The film shows how Sepulveda, played by Antonio Banderas, stepped in as the leader of the group. He rationed food and water and helped create unprecedented discipline among the miners, who were in a state of shock and panic. “He is the guy that actually put some order down there and tried to stretch life as much as possible with the possibilities that they had and the resources that were minimal,” Banderas said.
The film is divided into two isolated worlds: The miners’ cavernous surroundings, where hunger and despair give way to feverish prayer and hallucinations, and Camp Hope, a makeshift encampment of desperate families outside the mine’s collapsed entrance.
Maria Segovia, the sister of one of the men, is as central to their rescue above the ground as Sepulveda is inside the mine. Academy Award-winning actress Juliette Binoche plays Maria.
“She was called the mayor of Camp Hope,” Binoche said of Segovia.
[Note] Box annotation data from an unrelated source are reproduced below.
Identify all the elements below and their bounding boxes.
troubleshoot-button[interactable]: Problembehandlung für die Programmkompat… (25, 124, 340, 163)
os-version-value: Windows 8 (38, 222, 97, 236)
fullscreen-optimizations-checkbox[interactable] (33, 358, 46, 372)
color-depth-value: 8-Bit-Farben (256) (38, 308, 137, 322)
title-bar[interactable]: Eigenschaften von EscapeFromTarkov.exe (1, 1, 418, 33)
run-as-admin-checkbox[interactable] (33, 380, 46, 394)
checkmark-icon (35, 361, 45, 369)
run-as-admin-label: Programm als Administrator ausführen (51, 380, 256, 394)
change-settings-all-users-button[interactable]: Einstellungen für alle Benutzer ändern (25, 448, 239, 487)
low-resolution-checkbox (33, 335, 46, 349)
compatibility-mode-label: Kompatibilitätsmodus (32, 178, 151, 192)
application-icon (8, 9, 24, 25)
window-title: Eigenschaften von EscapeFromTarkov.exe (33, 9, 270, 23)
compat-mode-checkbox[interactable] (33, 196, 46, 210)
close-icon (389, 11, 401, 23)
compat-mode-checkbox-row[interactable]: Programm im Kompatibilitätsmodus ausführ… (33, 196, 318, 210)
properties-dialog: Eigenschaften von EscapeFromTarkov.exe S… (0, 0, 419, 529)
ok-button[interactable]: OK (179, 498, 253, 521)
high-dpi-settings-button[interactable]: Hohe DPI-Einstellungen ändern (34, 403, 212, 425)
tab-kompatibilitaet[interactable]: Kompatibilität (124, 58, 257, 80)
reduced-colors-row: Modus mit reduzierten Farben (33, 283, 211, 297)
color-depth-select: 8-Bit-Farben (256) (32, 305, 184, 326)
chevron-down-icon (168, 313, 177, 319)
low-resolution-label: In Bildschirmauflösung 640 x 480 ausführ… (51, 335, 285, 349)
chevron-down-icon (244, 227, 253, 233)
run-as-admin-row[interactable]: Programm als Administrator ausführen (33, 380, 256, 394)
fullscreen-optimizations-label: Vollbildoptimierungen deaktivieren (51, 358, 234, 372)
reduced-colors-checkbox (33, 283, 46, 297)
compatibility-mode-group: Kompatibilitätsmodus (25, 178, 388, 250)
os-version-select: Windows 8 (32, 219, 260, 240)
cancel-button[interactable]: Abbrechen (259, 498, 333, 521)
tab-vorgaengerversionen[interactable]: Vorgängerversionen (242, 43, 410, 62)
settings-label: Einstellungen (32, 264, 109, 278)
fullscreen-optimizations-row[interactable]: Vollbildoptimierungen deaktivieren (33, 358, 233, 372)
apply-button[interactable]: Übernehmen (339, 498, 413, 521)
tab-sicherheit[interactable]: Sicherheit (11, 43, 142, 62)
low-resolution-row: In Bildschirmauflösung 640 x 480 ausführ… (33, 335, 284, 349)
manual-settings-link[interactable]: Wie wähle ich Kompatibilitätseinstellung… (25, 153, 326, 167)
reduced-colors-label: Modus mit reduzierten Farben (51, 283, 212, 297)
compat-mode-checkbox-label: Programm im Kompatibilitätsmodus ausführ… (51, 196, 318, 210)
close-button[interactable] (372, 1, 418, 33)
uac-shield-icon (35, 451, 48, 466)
The actress, who met with the Chilean heroine, called Maria “a force of nature.” She said Segovia was a woman so loud and determined, she commanded media attention as she was calling for action to recover the miners. According to Binoche, while the media's cameras were rolling, Segovia put the government’s feet to the fire and held them to their promise to do all they could to save the trapped men.
Binoche said of her role: “I had to show in a very short time, few scenes, that the force of these women really made the plan take off and save [their men]."
Hazardous rescue
Pressured by worldwide media coverage, the Chilean government keeps drilling. After 17 days, when the drill finally breaks through to the refuge, the miners attach a note to its edge announcing they are all alive. When the drill returns to the surface, there is cause for celebration, but the men’s rescue is not assured. A dense boulder the size of two Empire State Buildings blocks the drilling process. From this point onward, the film switches focus to the technically grueling and hazardous operation of bringing the men to the surface.
Finally, 69 days after the disaster, all 33 men are elevated to safety, one by one, through a small shaft in a NASA-designed capsule called the Phoenix.
The strength of "The 33" lies neither in its special effects nor its disaster plot, but in the true story. Though the tons of collapsing debris and the human drama inside and outside the mine add tension to the retelling, nothing can match the magnitude of the actual disaster and the international rescue operation five years ago. This is what gives the production gravitas.
However, the movie is short on character development. Aside from Sepulveda and Segovia, we learn very little about the rest of the players.
The film does call international attention to the dangers of mining, pointing out that 12,000 miners die every year around the world. But It also leaves a lot of unanswered questions, such as why the 33 men in the story received no compensation from the government, nor what, if anything, the Chilean government has done to improve mine safety since the accident.
Binoche met with some of the trapped miners during the production. She said many of them, including Sepulveda, were in a bad financial and mental state. She said, “There is no work available and some of the miners cannot work in the mines anymore because they have been traumatized by what happened to them, so, because they don’t have an education, they don’t know what to do.”
As often happens, real life, even the part of life that comes after a Hollywood happy ending, is anything but happy.